Com a construção das cinco embarcações que integram o Programa de Desenvolvimento de Submarinos (Prosub), do Ministério da Defesa, a Marinha do Brasil destaca a geração de energia elétrica, o desenvolvimento de novos materiais, a produção de radioisótopos para a medicina e a irradiação de alimentos para conservação, como alguns dos benefícios para a ciência e a tecnologia brasileira.

"Ao final desse programa, o País terá adquirido um conhecimento tecnológico muito grande para a nossa indústria, nossas universidades, e uma capacidade que poucos países no mundo têm", avalia o coordenador geral do projeto, o almirante Gilberto Max.

Somente na construção dos quatro submarinos convencionais, estima-se que cada uma das embarcações a serem produzidos no Brasil contará com mais de 36 mil itens a serem fabricados por mais de 100 empresas brasileiras, incluindo a criação de sistemas, equipamentos e componentes, treinamento para o desenvolvimento e integração de softwares específicos e suporte técnico para as respectivas empresas durante a produção desses componentes.

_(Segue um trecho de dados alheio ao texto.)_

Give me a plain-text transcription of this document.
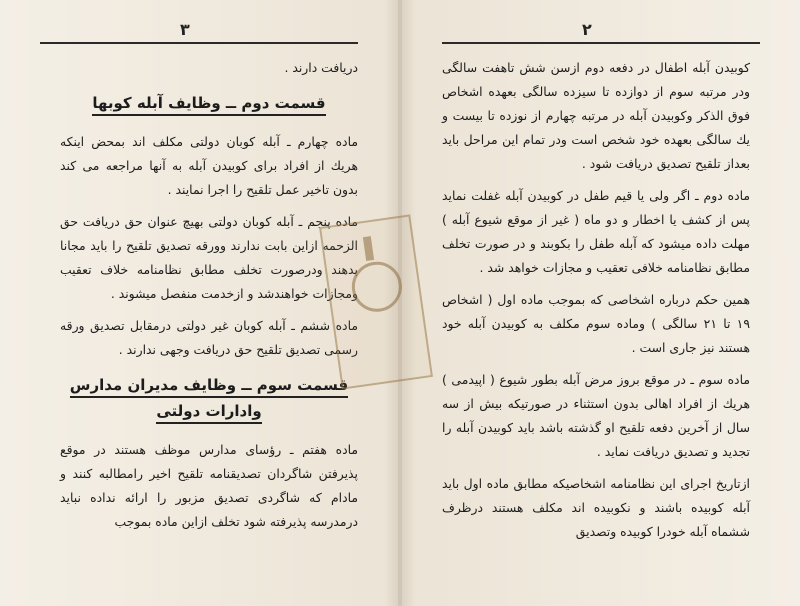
۳

دریافت دارند .

قسمت دوم ــ وظایف آبله کوبها

ماده چهارم ـ آبله کوبان دولتی مکلف اند بمحض اینکه هریك از افراد برای کوبیدن آبله به آنها مراجعه می کند بدون تاخیر عمل تلقیح را اجرا نمایند .

ماده پنجم ـ آبله کوبان دولتی بهیچ عنوان حق دریافت حق الزحمه ازاین بابت ندارند وورقه تصدیق تلقیح را باید مجانا بدهند ودرصورت تخلف مطابق نظامنامه خلاف تعقیب ومجازات خواهندشد و ازخدمت منفصل میشوند .

ماده ششم ـ آبله کوبان غیر دولتی درمقابل تصدیق ورقه رسمی تصدیق تلقیح حق دریافت وجهی ندارند .

قسمت سوم ــ وظایف مدیران مدارس وادارات دولتی

ماده هفتم ـ رؤسای مدارس موظف هستند در موقع پذیرفتن شاگردان تصدیقنامه تلقیح اخیر رامطالبه کنند و مادام که شاگردی تصدیق مزبور را ارائه نداده نباید درمدرسه پذیرفته شود تخلف ازاین ماده بموجب

۲

کوبیدن آبله اطفال در دفعه دوم ازسن شش تاهفت سالگی ودر مرتبه سوم از دوازده تا سیزده سالگی بعهده اشخاص فوق الذکر وکوبیدن آبله در مرتبه چهارم از نوزده تا بیست و یك سالگی بعهده خود شخص است ودر تمام این مراحل باید بعداز تلقیح تصدیق دریافت شود .

ماده دوم ـ اگر ولی یا قیم طفل در کوبیدن آبله غفلت نماید پس از کشف یا اخطار و دو ماه ( غیر از موقع شیوع آبله ) مهلت داده میشود که آبله طفل را بکوبند و در صورت تخلف مطابق نظامنامه خلافی تعقیب و مجازات خواهد شد .

همین حکم درباره اشخاصی که بموجب ماده اول ( اشخاص ۱۹ تا ۲۱ سالگی ) وماده سوم مکلف به کوبیدن آبله خود هستند نیز جاری است .

ماده سوم ـ در موقع بروز مرض آبله بطور شیوع ( اپیدمی ) هریك از افراد اهالی بدون استثناء در صورتیکه بیش از سه سال از آخرین دفعه تلقیح او گذشته باشد باید کوبیدن آبله را تجدید و تصدیق دریافت نماید .

ازتاریخ اجرای این نظامنامه اشخاصیکه مطابق ماده اول باید آبله کوبیده باشند و نکوبیده اند مکلف هستند درظرف ششماه آبله خودرا کوبیده وتصدیق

A construção do submarino de propulsão nuclear, o SN-Br, está prevista para começar em 2016 e terminar em 2023, quando a embarcação passará por testes e provas de cais e de mar, sendo transferida, então, para o setor operativo da Marinha do Brasil em 2025.

Os quatro submarinos convencionais devem estar prontos no período de 2017 a 2023, sendo que o primeiro deve entrar em operação já em 2017.

Benefícios

Para a construção das embarcações, além da Unidade de Fabricação de Estruturas Metálicas (Ufem), inaugurada em 1º de março de 2013 pela presidenta Dilma Rousseff, encontra-se em construção um complexo de Estaleiro e Base Naval (EBN) às margens da Baía de Sepetiba, no município de Itaguaí (RJ).

Em dezembro do ano passado, a presidenta inaugurou o prédio principal do EBN, que permitirá a fabricação de até dois submarinos simultaneamente.

Na construção e no projeto dos quatro submarinos convencionais e o de propulsão nuclear serão gerados aproximadamente 5,6 mil empregos diretos e 14 mil, informa a Marinha do Brasil.

Na avaliação do órgão federal, isso representa um contingente de pessoas qualificadas em diversos níveis e especialidades, multiplicadores de conhecimento e integrados ao desenvolvimento econômico e social do País.

Dentro das iniciativas do Prosub, existem programas sociais para a região de Itaguaí, como cursos de formação de mão de obra para trabalhar no empreendimento, realizados no próprio canteiro de obras. Já foram formados 438 profissionais nas atividades de soldador, carpinteiro, eletricista, pedreiro, montador, armador e ajudante.

Defesa e soberania

Com quase 10 mil quilômetros de costa, o Brasil possui um dos maiores litorais do mundo. De acordo com a Marinha, os cinco submarinos agregam uma importância estratégica inegável para o País, causando um efeito dissuasório.

"O submarino é exatamente para o País não entrar em guerra, é para evitar a guerra", explica o coordenador geral do projeto, o almirante Gilberto Marx.

Uma das prioridades das embarcações é assegurar meios para negar uso do mar a qualquer concentração de forças inimigas que se aproxime do Brasil por via marítima. Além disso, elas contribuirão para a defesa das bacias petrolíferas brasileiras, com ênfase no pré-sal.

Dados da Marinha mostram que 95% do comércio exterior nacional é transportado por via marítima. Além disso, a extensa área oceânica, adjacente ao continente brasileiro, chamada "Amazônia Azul", contém milhões de metros quadrados de incalculáveis bens naturais.

Segundo o almirante Gilberto Marx, ao contrário dos submarinos convencionais, o SN-Br será empregado em mar aberto, nas chamadas "águas azuis", acompanhando e neutralizando forças navais que ameacem a soberania.